In an Associated Press account on the state’s findings in its CRCT probe of the Atlanta school district on Tuesday, there was a paragraph deep in the article noting that a spokeswoman for Gov. Nathan Deal’s office mentioned that the investigation of Dougherty County’s schools had been dropped and that the governor was satisfied with the results of the Dougherty School System’s own probe of its testing. That self-investigation last year resulted in the Dougherty system saying it found no cheating on the tests, which were administered in grades one through eight in spring 2009.

Meanwhile, Dougherty County school officials had no idea the system had been cleared by the governor’s office until Albany Herald reporters contacted them Tuesday evening. Having learned that the state had wrapped up its investigation of the much larger Atlanta district, officials in Albany were awaiting word on when investigators would turn their attention in our direction.
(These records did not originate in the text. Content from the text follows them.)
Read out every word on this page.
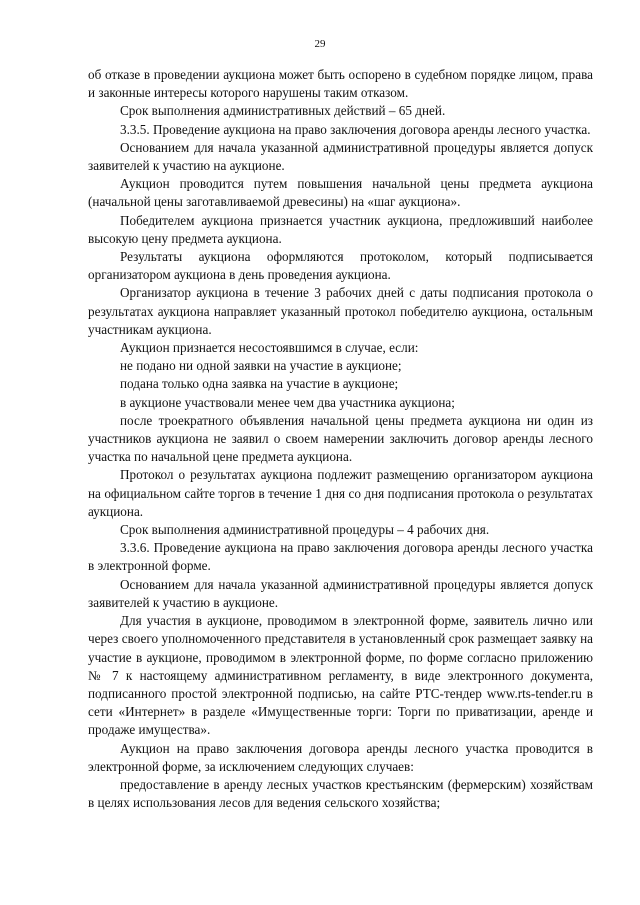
29

об отказе в проведении аукциона может быть оспорено в судебном порядке лицом, права и законные интересы которого нарушены таким отказом.

Срок выполнения административных действий – 65 дней.

3.3.5. Проведение аукциона на право заключения договора аренды лесного участка.

Основанием для начала указанной административной процедуры является допуск заявителей к участию на аукционе.

Аукцион проводится путем повышения начальной цены предмета аукциона (начальной цены заготавливаемой древесины) на «шаг аукциона».

Победителем аукциона признается участник аукциона, предложивший наиболее высокую цену предмета аукциона.

Результаты аукциона оформляются протоколом, который подписывается организатором аукциона в день проведения аукциона.

Организатор аукциона в течение 3 рабочих дней с даты подписания протокола о результатах аукциона направляет указанный протокол победителю аукциона, остальным участникам аукциона.

Аукцион признается несостоявшимся в случае, если:

не подано ни одной заявки на участие в аукционе;

подана только одна заявка на участие в аукционе;

в аукционе участвовали менее чем два участника аукциона;

после троекратного объявления начальной цены предмета аукциона ни один из участников аукциона не заявил о своем намерении заключить договор аренды лесного участка по начальной цене предмета аукциона.

Протокол о результатах аукциона подлежит размещению организатором аукциона на официальном сайте торгов в течение 1 дня со дня подписания протокола о результатах аукциона.

Срок выполнения административной процедуры – 4 рабочих дня.

3.3.6. Проведение аукциона на право заключения договора аренды лесного участка в электронной форме.

Основанием для начала указанной административной процедуры является допуск заявителей к участию в аукционе.

Для участия в аукционе, проводимом в электронной форме, заявитель лично или через своего уполномоченного представителя в установленный срок размещает заявку на участие в аукционе, проводимом в электронной форме, по форме согласно приложению № 7 к настоящему административном регламенту, в виде электронного документа, подписанного простой электронной подписью, на сайте РТС-тендер www.rts-tender.ru в сети «Интернет» в разделе «Имущественные торги: Торги по приватизации, аренде и продаже имущества».

Аукцион на право заключения договора аренды лесного участка проводится в электронной форме, за исключением следующих случаев:

предоставление в аренду лесных участков крестьянским (фермерским) хозяйствам в целях использования лесов для ведения сельского хозяйства;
Not surprisingly, the Dougherty school officials we reached Tuesday night were reluctant to comment at all, given the absence of any kind of statement from the governor’s office. And attempts starting late Tuesday afternoon to get the governor’s office on the record regarding the status of the investigation of the Dougherty County School District took some time, with the office first saying it would have no comment until today and then, shortly after noon Wednesday, finally confirming that the Associated Press report was correct.

So, we know the investigation was dropped at some point and that the results of the Dougherty School System’s self-investigation, which was deemed inadequate by Gov. Sonny Perdue in 2010, has been accepted by Deal. We have no idea when that decision was made — we hope today’s expected statement from Deal’s office will clear that up — or why the decision was kept quiet.

There have been questions as to whether this probe was necessary to start with. There has been some thought that state officials, when all this started, needed a second system to be targeted so that they would not come under attack for zeroing in on the Atlanta schools. We hope the state put Dougherty school officials through the wringer over legitimate concerns and not for political cover.

Locally, officials have said they hoped to get a clean bill of health and an apology from the state. If it is a case in which state officials were truly concerned about the education of students, there’s no need for an apology. If an investigation was needed to ensure the right things were being done, then an investigation should have been launched.

But when it was determined that there was no cause for action, the school system and the people of Dougherty County certainly deserved prompt notification, and not merely a side note. That’s just common courtesy.